What has The Bill taught us about policing?
After 27 years, ITV's long-running police drama The Bill comes to an end tonight. But did it teach us anything about pounding the beat?
If there is one police cell most of us have seen the inside of, it's at Sun Hill police station. The fictional south London cop shop has been a staple of evening TV for decades, along with the Jasmine Allen estate, where its officers spent so much of their time. But not after tonight, when the final episode of The Bill is screened.
After 27 years ITV has pulled the plug, but it promises the final episode will showcase the programme's ability "to tell hard-hitting stories about the reality of policing modern-day Britain".
The Bill's accurate portrayal of life on the beat is something the show has always prided itself on. It has gone to great lengths to keep things as realistic as possible, right down to using the same office furniture suppliers as London's Met Police.
It has had two full-time police consultants working on the show at all times and a third collaborating with the writers. So did it actually teach us anything about police work?
"The show did because it brought policing into the public domain," says Andy Metcalfe, chairman of the Durham Police Federation and a policeman for over 25 years.
"The show was like a link between a drama and a fly-on-the-wall documentary. It was fictional, but it showed accurately how things are done, how decisions are made and why. It helped people understand the job and the pressures that come with it."
Officers say the average member of the public probably wouldn't know these details unless they personally knew someone who was in the police. They may have a point, but why does it matter?
"In the UK we police by consent and we're not routinely armed," says Mr Metcalfe. "We need public support, we need people to understand what we do and why we do it. Sometimes it isn't always obvious. The Bill helped massively when it came to getting all of this across to people."
It also set itself apart from many police dramas before it because it showed the more mundane work and office politics, as well as the action.
"Other programmes would show the police in an extreme way, like jumping in too quick or kicking down doors or in some quiet, rural station," says PC Andy Walker, a beat manager with Nottingham Constabulary, who has been with the force for over 30 years.
"It's not often like that. It showed the leg work we do that is a necessary part of the job. It showed we weren't always doing raids or having cups of tea, but are out in the community or at our desks doing reports. It got all of that right."

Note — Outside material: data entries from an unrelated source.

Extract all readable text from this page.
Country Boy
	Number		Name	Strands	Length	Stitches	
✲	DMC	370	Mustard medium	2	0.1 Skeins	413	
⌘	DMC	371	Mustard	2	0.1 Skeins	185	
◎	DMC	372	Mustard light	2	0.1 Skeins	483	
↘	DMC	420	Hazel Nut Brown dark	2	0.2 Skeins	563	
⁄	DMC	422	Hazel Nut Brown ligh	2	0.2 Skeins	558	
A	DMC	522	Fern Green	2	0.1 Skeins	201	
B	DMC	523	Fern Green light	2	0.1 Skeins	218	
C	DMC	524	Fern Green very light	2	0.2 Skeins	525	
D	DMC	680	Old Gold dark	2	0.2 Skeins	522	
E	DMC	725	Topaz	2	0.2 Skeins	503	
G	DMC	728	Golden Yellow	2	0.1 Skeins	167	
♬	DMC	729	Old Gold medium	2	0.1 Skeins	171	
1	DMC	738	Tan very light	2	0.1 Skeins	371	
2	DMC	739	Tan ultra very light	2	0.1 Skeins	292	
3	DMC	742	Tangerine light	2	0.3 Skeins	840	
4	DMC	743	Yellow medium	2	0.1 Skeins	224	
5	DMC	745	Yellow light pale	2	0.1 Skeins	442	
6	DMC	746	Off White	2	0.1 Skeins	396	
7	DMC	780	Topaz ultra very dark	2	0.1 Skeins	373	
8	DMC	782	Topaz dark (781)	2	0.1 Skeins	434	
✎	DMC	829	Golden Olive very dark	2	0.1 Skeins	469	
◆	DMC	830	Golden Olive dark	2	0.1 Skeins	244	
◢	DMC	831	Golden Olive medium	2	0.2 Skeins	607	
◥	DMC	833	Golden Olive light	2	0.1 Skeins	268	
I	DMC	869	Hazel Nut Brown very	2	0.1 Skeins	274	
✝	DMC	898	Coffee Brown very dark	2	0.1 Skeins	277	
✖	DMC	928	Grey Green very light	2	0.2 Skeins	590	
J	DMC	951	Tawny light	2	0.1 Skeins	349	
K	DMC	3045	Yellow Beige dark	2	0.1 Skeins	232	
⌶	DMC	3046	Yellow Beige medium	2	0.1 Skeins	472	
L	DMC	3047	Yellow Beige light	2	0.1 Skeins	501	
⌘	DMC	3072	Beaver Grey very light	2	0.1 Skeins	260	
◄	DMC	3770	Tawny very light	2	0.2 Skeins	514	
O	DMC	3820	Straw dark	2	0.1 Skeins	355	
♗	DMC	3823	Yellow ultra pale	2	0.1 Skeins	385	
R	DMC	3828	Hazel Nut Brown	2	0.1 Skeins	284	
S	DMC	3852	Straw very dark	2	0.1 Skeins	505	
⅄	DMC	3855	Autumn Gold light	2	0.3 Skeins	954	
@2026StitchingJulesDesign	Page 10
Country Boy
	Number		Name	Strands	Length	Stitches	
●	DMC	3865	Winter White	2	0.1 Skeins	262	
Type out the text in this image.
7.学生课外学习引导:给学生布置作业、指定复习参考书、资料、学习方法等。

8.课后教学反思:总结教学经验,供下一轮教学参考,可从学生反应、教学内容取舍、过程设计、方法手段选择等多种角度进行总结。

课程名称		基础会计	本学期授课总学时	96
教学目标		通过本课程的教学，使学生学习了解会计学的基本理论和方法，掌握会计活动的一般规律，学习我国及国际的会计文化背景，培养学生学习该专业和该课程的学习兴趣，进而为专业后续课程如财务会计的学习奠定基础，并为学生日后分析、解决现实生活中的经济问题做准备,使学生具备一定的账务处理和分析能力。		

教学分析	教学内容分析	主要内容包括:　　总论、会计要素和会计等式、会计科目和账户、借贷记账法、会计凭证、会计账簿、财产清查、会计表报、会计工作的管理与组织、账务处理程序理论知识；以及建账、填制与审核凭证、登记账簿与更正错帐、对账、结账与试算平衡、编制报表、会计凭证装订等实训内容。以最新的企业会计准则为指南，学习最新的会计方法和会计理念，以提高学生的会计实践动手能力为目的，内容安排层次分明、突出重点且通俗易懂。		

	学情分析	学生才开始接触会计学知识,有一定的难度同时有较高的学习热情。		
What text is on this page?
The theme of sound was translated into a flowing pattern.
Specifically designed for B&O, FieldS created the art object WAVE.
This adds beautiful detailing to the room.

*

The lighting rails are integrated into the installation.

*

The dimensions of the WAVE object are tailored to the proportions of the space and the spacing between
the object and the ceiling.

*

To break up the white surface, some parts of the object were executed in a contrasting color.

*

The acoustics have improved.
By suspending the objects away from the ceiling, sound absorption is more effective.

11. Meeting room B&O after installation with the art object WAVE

When it first started in 1983, serving police officers would often watch to catch up with work developments, says Peter Kirkham, a former detective chief inspector with the Met Police.
Good, bad and ugly
"When it came to the procedural stuff it was spot on. Even officers would tune in to see what was going on in the force, rather than waiting for an internal police notice."
He says he once used a storyline about the introduction of a new computerised intelligence system to secure one for a new Flying Squad team he was setting up.
"I wrote to my bosses and said if Sun Hill can have one of these new systems then surely the Flying Squad should have one. We got it."
Another important thing the show taught the public about the job is that police officers are just normal people.
"I personally think this was very important," says Mr Kirkham, now a consultant on policing issues with PAR Services. "It showed the person in the uniform is not just a police officer, they are human beings and have all the other stuff in life going on like everyone else. They are under the same sorts of pressures. It helped break down the them-and-us attitude some people had."
And just as there is good and bad in society, there are good and bad police officers - and everything else in between, says Mr Metcalfe.
"The Bill showed heroic stuff, right down to some big transgressions by officers. The police are not perfect, we know that and the show reflected that."
But there are certain aspects of the job that The Bill didn't show too much of, say some, and probably for good reason.
"It didn't show the endless paper work that is now part of the job, but I don't suppose that would have made very interesting television," says PC Walker.
But in the end, maybe the show reflected a bit too closely the reality of policing today.
After the last episode, Sun Hill is being closed down, like many other stations across the country.